Вестибюль роддома. Несколько мужчин с вещами, несколько женщин. Старший лейтенант милиции ходит вдоль окон, строго заглядывает за шторы, отодвигая их рукой, пробует пальцами крепость шпингалетов.

Григорьев нервно курит на лестнице, все время поглядывая сквозь стеклянную дверь в вестибюль.

Перед открытой дверью на улицу стоит снаружи муж и, сложив ладони рупором, кричит вверх жене:

— Я волнуюсь.

— Я тоже волнуюсь, — откуда-то сверху доносится женский голос.

— Тогда о чем же думают врачи? — возмущается муж внизу.

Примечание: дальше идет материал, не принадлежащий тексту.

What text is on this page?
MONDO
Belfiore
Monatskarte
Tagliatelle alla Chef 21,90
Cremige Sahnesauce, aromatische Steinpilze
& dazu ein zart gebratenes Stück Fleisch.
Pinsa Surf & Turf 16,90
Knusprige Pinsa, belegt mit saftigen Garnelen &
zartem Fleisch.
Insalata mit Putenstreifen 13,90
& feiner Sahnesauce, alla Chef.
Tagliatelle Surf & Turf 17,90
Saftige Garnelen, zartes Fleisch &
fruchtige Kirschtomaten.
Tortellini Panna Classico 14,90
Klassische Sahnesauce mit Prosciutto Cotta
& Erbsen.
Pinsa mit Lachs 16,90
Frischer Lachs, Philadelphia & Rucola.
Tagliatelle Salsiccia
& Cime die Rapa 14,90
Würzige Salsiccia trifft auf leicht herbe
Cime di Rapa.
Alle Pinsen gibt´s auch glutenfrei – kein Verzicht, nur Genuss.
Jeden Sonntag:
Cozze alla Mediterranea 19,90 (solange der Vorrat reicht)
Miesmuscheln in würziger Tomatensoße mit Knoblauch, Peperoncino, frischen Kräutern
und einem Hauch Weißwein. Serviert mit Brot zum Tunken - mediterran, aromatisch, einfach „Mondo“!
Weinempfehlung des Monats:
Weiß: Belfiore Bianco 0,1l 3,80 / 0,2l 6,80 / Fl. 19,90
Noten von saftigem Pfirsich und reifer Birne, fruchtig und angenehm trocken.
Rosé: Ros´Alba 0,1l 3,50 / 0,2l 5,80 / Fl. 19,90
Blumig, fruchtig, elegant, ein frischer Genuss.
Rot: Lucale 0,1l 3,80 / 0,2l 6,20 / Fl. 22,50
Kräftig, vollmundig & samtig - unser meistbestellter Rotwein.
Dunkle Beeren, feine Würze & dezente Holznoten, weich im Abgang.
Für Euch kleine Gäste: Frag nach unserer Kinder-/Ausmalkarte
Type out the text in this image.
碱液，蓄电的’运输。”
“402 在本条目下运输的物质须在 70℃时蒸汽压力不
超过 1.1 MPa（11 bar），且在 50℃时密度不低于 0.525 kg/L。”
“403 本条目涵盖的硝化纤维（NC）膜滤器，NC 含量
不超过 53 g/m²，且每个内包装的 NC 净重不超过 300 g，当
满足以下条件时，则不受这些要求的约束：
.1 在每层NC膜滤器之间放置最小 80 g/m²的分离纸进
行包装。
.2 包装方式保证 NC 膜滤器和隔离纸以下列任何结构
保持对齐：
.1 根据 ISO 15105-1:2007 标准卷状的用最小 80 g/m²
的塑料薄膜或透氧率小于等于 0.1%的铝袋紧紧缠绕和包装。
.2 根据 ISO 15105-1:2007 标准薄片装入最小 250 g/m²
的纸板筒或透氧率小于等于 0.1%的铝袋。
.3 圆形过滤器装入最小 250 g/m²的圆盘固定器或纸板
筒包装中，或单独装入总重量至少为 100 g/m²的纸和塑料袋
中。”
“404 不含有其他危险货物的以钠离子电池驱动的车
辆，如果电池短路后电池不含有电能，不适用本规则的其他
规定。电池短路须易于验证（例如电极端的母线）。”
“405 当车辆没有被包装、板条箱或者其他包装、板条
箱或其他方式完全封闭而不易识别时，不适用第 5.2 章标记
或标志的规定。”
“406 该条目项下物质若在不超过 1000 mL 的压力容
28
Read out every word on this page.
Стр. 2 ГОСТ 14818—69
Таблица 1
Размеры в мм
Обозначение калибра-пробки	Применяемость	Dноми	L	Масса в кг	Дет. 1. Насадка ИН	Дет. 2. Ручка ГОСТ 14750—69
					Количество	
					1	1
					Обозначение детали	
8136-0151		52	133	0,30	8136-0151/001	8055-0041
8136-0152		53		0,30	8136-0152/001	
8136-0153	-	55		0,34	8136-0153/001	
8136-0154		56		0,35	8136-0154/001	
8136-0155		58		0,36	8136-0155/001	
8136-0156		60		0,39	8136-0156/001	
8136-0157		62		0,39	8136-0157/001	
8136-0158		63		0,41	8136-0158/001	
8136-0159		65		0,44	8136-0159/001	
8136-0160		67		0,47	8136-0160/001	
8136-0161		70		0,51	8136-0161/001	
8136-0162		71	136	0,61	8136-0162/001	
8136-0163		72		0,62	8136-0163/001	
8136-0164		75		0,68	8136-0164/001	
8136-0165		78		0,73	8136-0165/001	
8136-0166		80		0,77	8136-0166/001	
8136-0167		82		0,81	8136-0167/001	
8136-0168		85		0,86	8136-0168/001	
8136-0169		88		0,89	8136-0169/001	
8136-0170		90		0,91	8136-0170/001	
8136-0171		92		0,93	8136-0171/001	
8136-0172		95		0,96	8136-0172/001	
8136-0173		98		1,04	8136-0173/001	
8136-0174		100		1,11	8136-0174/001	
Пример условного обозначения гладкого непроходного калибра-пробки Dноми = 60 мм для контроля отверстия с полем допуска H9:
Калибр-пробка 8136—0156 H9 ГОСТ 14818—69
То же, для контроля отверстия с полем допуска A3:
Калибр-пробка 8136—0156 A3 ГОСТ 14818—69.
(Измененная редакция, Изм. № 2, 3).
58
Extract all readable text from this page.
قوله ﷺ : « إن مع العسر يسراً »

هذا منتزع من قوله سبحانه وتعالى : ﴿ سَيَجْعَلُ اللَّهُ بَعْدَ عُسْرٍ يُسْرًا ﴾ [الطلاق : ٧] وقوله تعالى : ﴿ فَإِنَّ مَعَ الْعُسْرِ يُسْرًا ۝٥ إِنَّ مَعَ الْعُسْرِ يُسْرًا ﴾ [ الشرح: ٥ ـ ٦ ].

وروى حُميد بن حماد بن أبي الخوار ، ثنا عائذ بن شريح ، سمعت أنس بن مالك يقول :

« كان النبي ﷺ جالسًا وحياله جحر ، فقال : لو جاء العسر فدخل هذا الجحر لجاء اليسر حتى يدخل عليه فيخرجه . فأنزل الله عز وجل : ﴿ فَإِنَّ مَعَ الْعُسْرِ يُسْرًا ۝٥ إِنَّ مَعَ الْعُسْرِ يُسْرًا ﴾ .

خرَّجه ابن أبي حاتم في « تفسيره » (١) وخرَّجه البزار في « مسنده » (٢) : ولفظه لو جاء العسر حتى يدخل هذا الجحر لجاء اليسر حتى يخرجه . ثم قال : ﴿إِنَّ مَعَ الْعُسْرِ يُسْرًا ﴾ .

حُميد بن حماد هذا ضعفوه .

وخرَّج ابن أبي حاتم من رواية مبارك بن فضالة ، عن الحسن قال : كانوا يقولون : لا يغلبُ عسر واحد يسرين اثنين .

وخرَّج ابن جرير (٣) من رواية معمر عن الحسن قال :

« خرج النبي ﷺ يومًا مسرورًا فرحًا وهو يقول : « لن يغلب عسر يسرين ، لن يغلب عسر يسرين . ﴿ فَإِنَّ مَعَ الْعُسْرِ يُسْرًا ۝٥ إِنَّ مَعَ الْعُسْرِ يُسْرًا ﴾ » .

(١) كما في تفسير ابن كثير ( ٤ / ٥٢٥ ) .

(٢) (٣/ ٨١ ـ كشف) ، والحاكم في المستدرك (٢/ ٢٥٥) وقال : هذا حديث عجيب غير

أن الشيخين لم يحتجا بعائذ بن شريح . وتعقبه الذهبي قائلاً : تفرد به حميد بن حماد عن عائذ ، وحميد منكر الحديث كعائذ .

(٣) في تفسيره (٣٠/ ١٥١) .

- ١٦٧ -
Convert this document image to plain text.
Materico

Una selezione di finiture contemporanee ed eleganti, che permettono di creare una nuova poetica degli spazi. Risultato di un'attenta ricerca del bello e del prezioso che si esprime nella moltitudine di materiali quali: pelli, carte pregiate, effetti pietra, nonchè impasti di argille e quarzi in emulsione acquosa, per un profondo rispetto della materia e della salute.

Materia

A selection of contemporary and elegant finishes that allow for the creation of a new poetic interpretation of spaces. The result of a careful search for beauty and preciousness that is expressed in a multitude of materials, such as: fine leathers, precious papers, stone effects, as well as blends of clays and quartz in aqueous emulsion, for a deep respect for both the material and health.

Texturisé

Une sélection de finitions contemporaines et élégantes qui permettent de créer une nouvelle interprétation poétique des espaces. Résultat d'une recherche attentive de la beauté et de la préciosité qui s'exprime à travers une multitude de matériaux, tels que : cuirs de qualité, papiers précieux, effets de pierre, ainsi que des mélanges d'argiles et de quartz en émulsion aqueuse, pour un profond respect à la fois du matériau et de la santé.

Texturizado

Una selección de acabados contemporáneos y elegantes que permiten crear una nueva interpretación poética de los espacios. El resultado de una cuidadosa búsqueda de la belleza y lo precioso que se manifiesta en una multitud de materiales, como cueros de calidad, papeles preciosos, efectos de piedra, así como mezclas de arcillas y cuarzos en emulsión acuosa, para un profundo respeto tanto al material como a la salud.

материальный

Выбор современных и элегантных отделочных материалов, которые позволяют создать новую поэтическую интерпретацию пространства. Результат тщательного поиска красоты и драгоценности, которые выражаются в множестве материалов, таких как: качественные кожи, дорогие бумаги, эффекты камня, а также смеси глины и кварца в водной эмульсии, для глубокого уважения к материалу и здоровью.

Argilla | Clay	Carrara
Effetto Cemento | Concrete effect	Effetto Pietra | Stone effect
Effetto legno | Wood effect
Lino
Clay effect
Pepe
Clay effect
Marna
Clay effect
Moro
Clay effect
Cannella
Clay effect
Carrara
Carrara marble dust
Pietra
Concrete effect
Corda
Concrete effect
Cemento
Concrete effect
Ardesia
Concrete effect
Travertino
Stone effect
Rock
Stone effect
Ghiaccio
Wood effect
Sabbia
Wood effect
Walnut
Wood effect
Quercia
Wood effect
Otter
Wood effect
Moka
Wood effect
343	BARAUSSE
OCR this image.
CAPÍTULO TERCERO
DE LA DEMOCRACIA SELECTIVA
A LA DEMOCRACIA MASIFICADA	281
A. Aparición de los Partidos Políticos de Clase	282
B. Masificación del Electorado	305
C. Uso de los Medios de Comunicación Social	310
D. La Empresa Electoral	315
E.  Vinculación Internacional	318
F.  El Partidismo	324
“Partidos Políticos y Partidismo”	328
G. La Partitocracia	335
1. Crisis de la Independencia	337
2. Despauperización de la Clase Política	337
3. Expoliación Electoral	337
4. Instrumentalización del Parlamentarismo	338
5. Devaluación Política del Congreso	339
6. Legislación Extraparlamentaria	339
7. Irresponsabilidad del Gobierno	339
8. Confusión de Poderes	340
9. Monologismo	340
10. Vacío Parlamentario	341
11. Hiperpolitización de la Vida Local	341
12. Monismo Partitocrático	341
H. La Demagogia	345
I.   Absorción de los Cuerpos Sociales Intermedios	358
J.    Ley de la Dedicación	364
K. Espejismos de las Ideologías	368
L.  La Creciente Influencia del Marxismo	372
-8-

В вестибюле другой муж с добродушной улыбкой, держа на колене свернутые вещи жены, рассказывает наивно:

— Мы напротив живем, так мы тут часто…

Старший лейтенант милиции, проходя, строго прислушивается.

Из заветных дверей выходит наконец женщина в белом халате, ищет глазами кого-то. Григорьев поспешно бросает папиросу, и все, как цыплята к птичнице, поспешно кидаются к ней.

— У вас — сын, — говорит она Григорьеву, — поздравляю.

Он оборачивается назад, так как полагает, что говорят это кому-то другому сзади него.

— У вас, у вас сын…

А в доме Назаруков в этот вечер Лидия ходит по комнате, как последние драгоценности, сжимая пальцы. Почему-то разбросаны вещи, стоит раскрытый чемодан, словно переезжать собираются. Назарук — он еще в том костюме, в котором был на бюро, — то садится на один из стульев, то принимается тоже ходить по комнате. И говорит:

— …Решили пожертвовать мною. Под угрозой план поставок. Должен быть кто-то виноватый. Назарук! В таких случаях всегда найдется какой-нибудь Назарук. Я неправильно руководил. Зажимал, подменял, администрировал. Хорошо! А вы где были в это время? Вы же мои начальники. Да стоило вам слово сказать, и что бы тогда значил Назарук? А снимают теперь Назарука.

Они ходят среди разбросанных вещей.

— Слушай, — говорит Назарук, — помнишь, ты рассказывала, как твой отец в революцию спас жизнь кому-то из крупных?